1. The string {[()]} meets both criteria for being a balanced string, so we print YES on a new line.
2. The string {[(])} is not balanced because the brackets enclosed by the matched pair { and } are not balanced: [(]).
3. The string {{[[(())]]}} meets both criteria for being a balanced string, so we print YES on a new line.

첫번째 코드

#!/bin/python3

import math
import os
import random
import re
import sys

# Complete the isBalanced function below.
def isBalanced(s):
    front = 0
    end = len(s) -1
    answer = "YES"

    for i in range(len(s) // 2):
        if s[front + i] == '{':
            if s[end-i] != '}':
                answer = "NO"
                break
        elif s[front + i] == '(':
            if s[end-i] != ')':
                answer = "NO"
                break
        elif s[front + i] == '[':
            if s[end-i] != ']':
                answer = "NO"
                break
    return answer

예제만 보면 양쪽을 비교하면서 원하는 모양의 괄호가 나오지 않으면 "NO"

원하는 모양의 괄호가 나오면 "YES"로 해야겠다 생각을 하게됩니다.

하지만 이렇게 코드를 짜서 제출하면 { ( ( [ ] ) [ ] ) [ ] } 와 같은 괄호는 찾을 수 없습니다.

 

그래서 우리는 이 괄호 문제를 풀때 스택을 사용하게됩니다.

 

두번째 코드

#!/bin/python3

import math
import os
import random
import re
import sys

# Complete the isBalanced function below.
def isBalanced(s):
    stack = []
    answer = "YES"

    for i in range(len(s)):
        if s[i] == '{':
            stack.append('{')
        elif s[i] == '(':
            stack.append("(")
        elif s[i] == '[':
            stack.append("[")
        elif s[i] == ']':
            if len(stack) and stack[-1] == '[':
                stack.pop()
            else:
                answer = "NO"
        elif s[i] == ')':
            if len(stack) and stack[-1] == '(':
                stack.pop()
            else:
                answer = "NO"
        elif s[i] == '}':
            if len(stack) and stack[-1] == '{':
                stack.pop()
            else:
                answer = "NO"
    return answer

 

세번째 코드

#!/bin/python3

import math
import os
import random
import re
import sys

# Complete the isBalanced function below.
def isBalanced(s):
    stack = []
    answer = "YES"
    open_bracket = ['{', '[', '(']
    close_bracket = ['}', ']', ')']

    for i in range(len(s)):
        if s[i] in open_bracket:
            stack.append(s[i])
        elif s[i] in close_bracket:
            index = close_bracket.index(s[i])
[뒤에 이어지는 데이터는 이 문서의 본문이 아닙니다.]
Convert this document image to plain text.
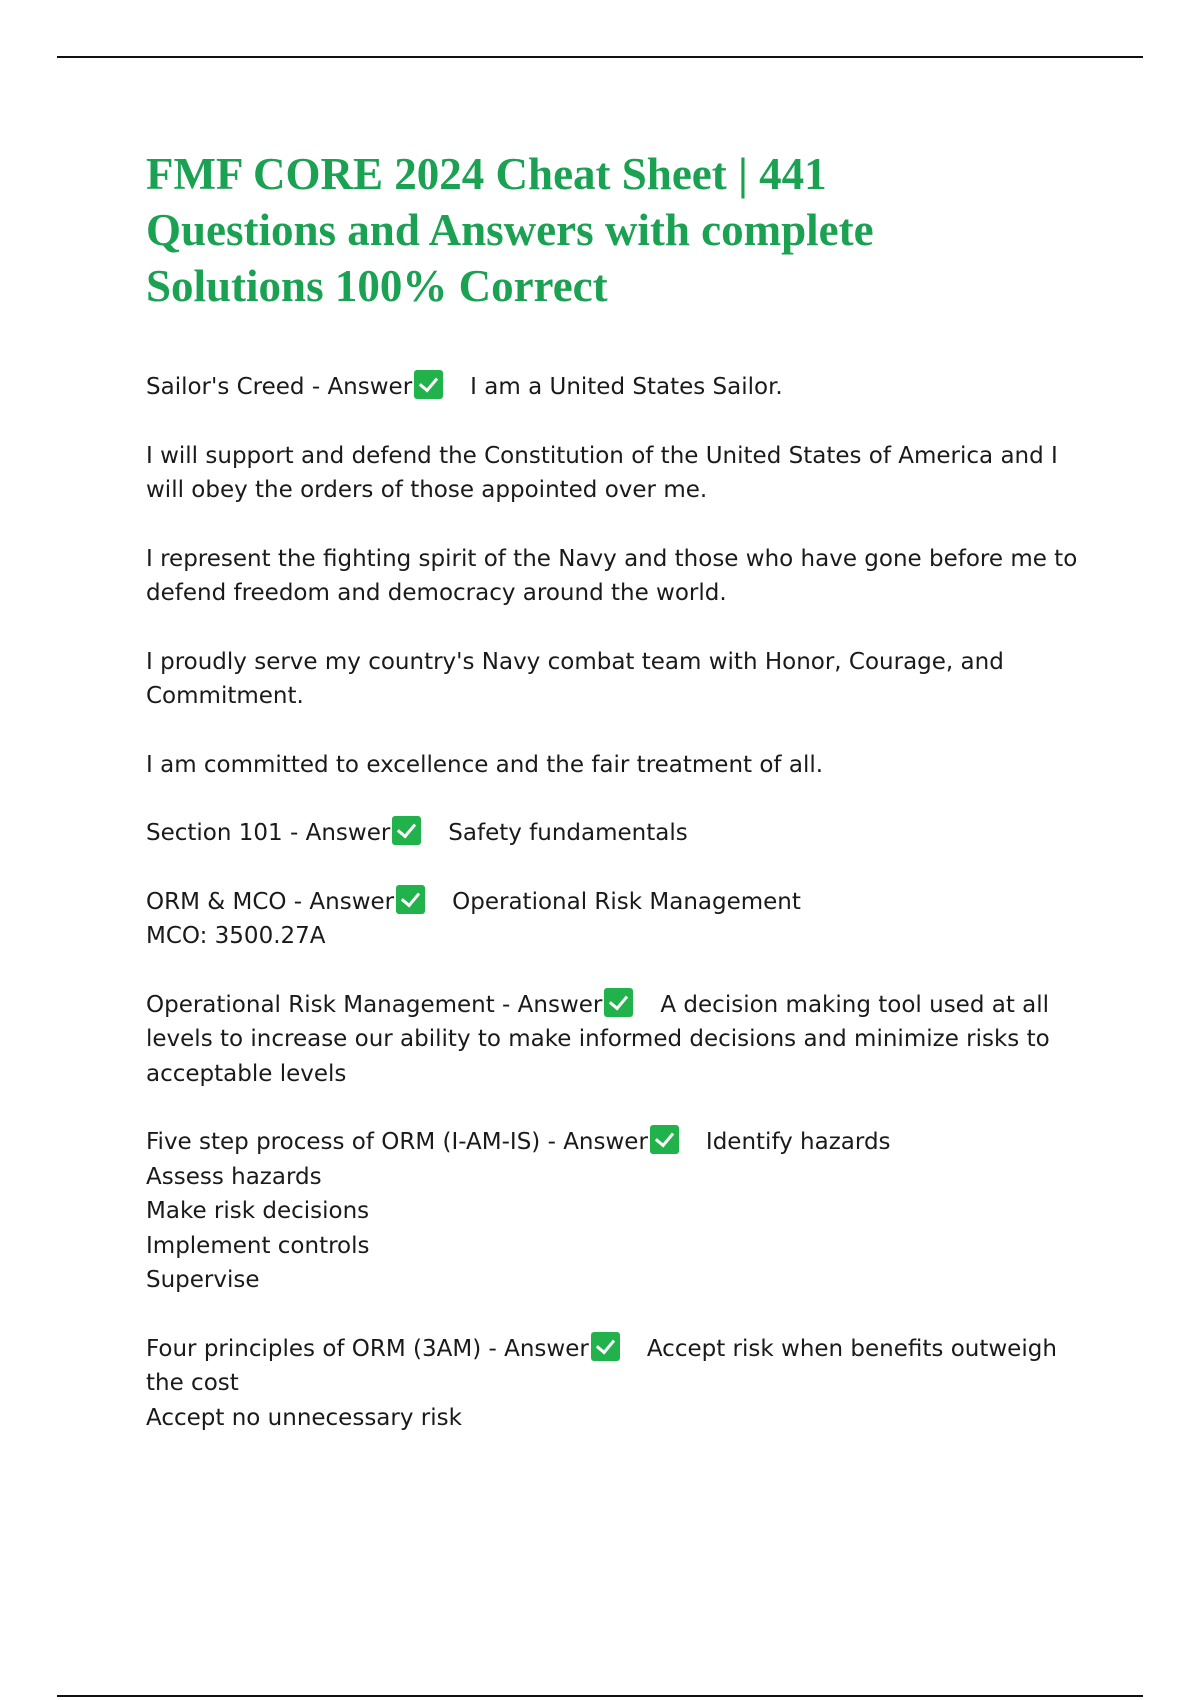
FMF CORE 2024 Cheat Sheet | 441 Questions and Answers with complete Solutions 100% Correct
Sailor's Creed - Answer	I am a United States Sailor.
I will support and defend the Constitution of the United States of America and I
will obey the orders of those appointed over me.
I represent the fighting spirit of the Navy and those who have gone before me to
defend freedom and democracy around the world.
I proudly serve my country's Navy combat team with Honor, Courage, and
Commitment.
I am committed to excellence and the fair treatment of all.
Section 101 - Answer	Safety fundamentals
ORM & MCO - Answer	Operational Risk Management
MCO: 3500.27A
Operational Risk Management - Answer	A decision making tool used at all
levels to increase our ability to make informed decisions and minimize risks to
acceptable levels
Five step process of ORM (I-AM-IS) - Answer	Identify hazards
Assess hazards
Make risk decisions
Implement controls
Supervise
Four principles of ORM (3AM) - Answer	Accept risk when benefits outweigh
the cost
Accept no unnecessary risk
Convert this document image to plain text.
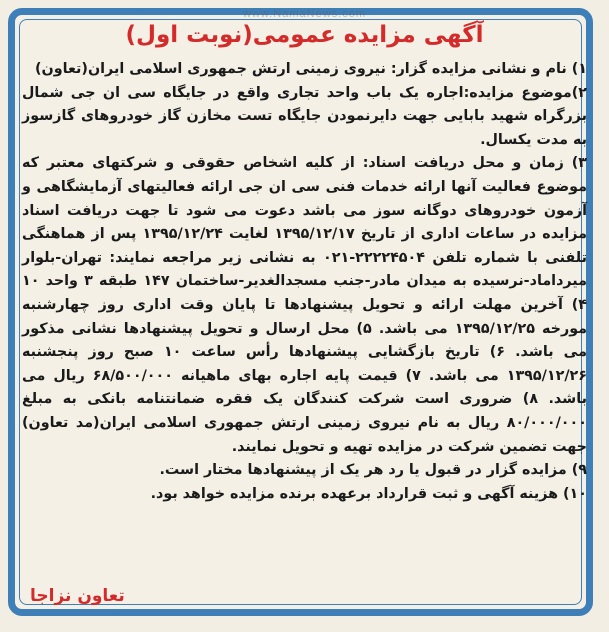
www.NamaNews.com
آگهی مزایده عمومی(نوبت اول)

۱) نام و نشانی مزایده گزار: نیروی زمینی ارتش جمهوری اسلامی ایران(تعاون)

۲)موضوع مزایده:اجاره یک باب واحد تجاری واقع در جایگاه سی ان جی شمال بزرگراه شهید بابایی جهت دایرنمودن جایگاه تست مخازن گاز خودروهای گازسوز به مدت یکسال.

۳) زمان و محل دریافت اسناد: از کلیه اشخاص حقوقی و شرکتهای معتبر که موضوع فعالیت آنها ارائه خدمات فنی سی ان جی ارائه فعالیتهای آزمایشگاهی و آزمون خودروهای دوگانه سوز می باشد دعوت می شود تا جهت دریافت اسناد مزایده در ساعات اداری از تاریخ ۱۳۹۵/۱۲/۱۷ لغایت ۱۳۹۵/۱۲/۲۴ پس از هماهنگی تلفنی با شماره تلفن ۲۲۲۲۴۵۰۴-۰۲۱ به نشانی زیر مراجعه نمایند: تهران-بلوار میرداماد-نرسیده به میدان مادر-جنب مسجدالغدیر-ساختمان ۱۴۷ طبقه ۳ واحد ۱۰ ۴) آخرین مهلت ارائه و تحویل پیشنهادها تا پایان وقت اداری روز چهارشنبه مورخه ۱۳۹۵/۱۲/۲۵ می باشد. ۵) محل ارسال و تحویل پیشنهادها نشانی مذکور می باشد. ۶) تاریخ بازگشایی پیشنهادها رأس ساعت ۱۰ صبح روز پنجشنبه ۱۳۹۵/۱۲/۲۶ می باشد. ۷) قیمت پایه اجاره بهای ماهیانه ۶۸/۵۰۰/۰۰۰ ریال می باشد. ۸) ضروری است شرکت کنندگان یک فقره ضمانتنامه بانکی به مبلغ ۸۰/۰۰۰/۰۰۰ ریال به نام نیروی زمینی ارتش جمهوری اسلامی ایران(مد تعاون) جهت تضمین شرکت در مزایده تهیه و تحویل نمایند.

۹) مزایده گزار در قبول یا رد هر یک از پیشنهادها مختار است.

۱۰) هزینه آگهی و ثبت قرارداد برعهده برنده مزایده خواهد بود.

تعاون نزاجا
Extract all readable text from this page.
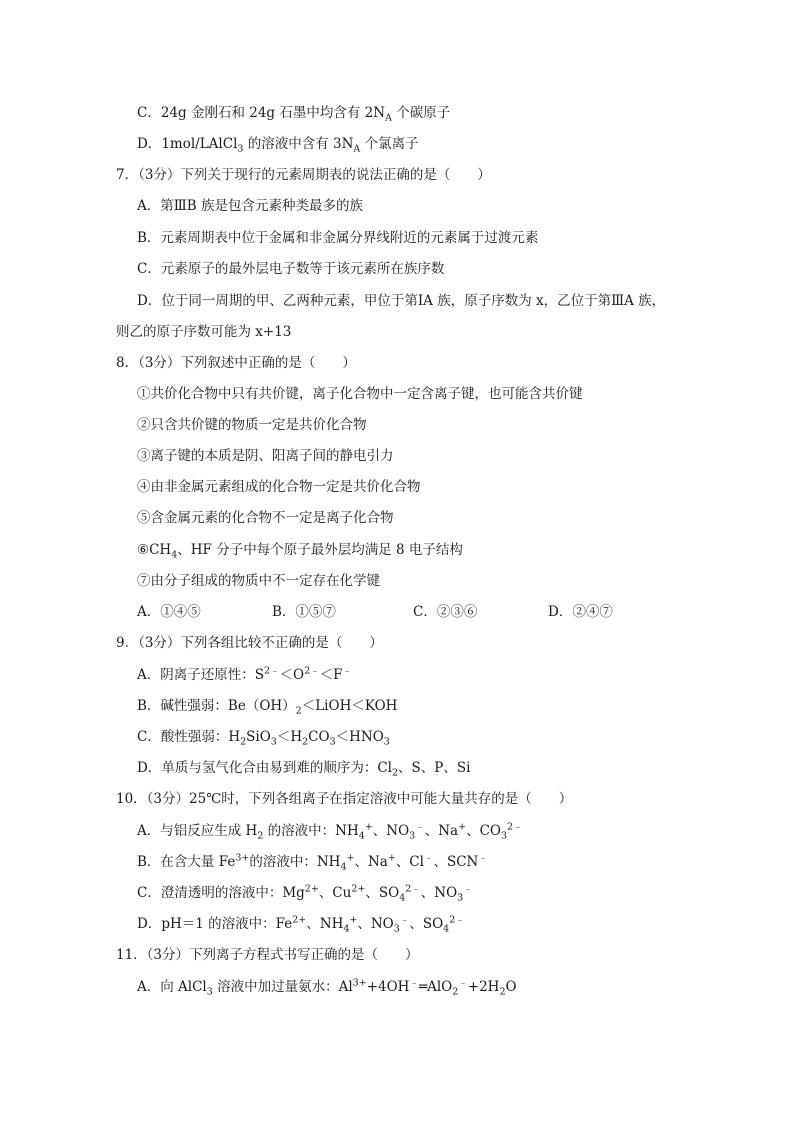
C．24g 金刚石和 24g 石墨中均含有 $2N_A$ 个碳原子
D．1mol/LAlCl$_3$ 的溶液中含有 $3N_A$ 个氯离子
7．（3分）下列关于现行的元素周期表的说法正确的是（　　）
A．第ⅢB 族是包含元素种类最多的族
B．元素周期表中位于金属和非金属分界线附近的元素属于过渡元素
C．元素原子的最外层电子数等于该元素所在族序数
D．位于同一周期的甲、乙两种元素，甲位于第ⅠA 族，原子序数为 x，乙位于第ⅢA 族，
则乙的原子序数可能为 x+13
8．（3分）下列叙述中正确的是（　　）
①共价化合物中只有共价键，离子化合物中一定含离子键，也可能含共价键
②只含共价键的物质一定是共价化合物
③离子键的本质是阴、阳离子间的静电引力
④由非金属元素组成的化合物一定是共价化合物
⑤含金属元素的化合物不一定是离子化合物
$⑥CH_4$、HF 分子中每个原子最外层均满足 8 电子结构
⑦由分子组成的物质中不一定存在化学键
A．①④⑤	B．①⑤⑦	C．②③⑥	D．②④⑦
9．（3分）下列各组比较不正确的是（　　）
A．阴离子还原性：$S^{2﹣}<O^{2﹣}<F^﹣$
B．碱性强弱：$Be(OH)_2<LiOH<KOH$
C．酸性强弱：$H_2SiO_3<H_2CO_3<HNO_3$
D．单质与氢气化合由易到难的顺序为：$Cl_2$、S、P、Si
10．（3分）25℃时，下列各组离子在指定溶液中可能大量共存的是（　　）
A．与铝反应生成 $H_2$ 的溶液中：$NH_4^+$、$NO_3^﹣$、Na+、$CO_3^{2﹣}$
B．在含大量 $Fe^{3+}$的溶液中：$NH_4^+$、Na+、Cl﹣、SCN﹣
C．澄清透明的溶液中：$Mg^{2+}$、$Cu^{2+}$、$SO_4^{2﹣}$、$NO_3^﹣$
D．pH＝1 的溶液中：$Fe^{2+}$、$NH_4^+$、$NO_3^﹣$、$SO_4^{2﹣}$
11．（3分）下列离子方程式书写正确的是（　　）
A．向 AlCl$_3$ 溶液中加过量氨水：$Al^{3+}+4OH^﹣═AlO_2^﹣+2H_2O$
            if len(stack) > 0 and stack[-1] == open_bracket[index]:
                stack.pop()
            else:
                answer = "NO"
                break
    if len(stack) != 0:
        answer = "NO"
    return answer

코드를 조금 줄이기위해서 괄호목록을 List로 만들어 비교했고 나머지 3개의 케이스를 통과시키기 위해서 

stack이 비어있지 않을경우 "NO"를 return 하도록 했습니다.

 

오늘은 여기까지!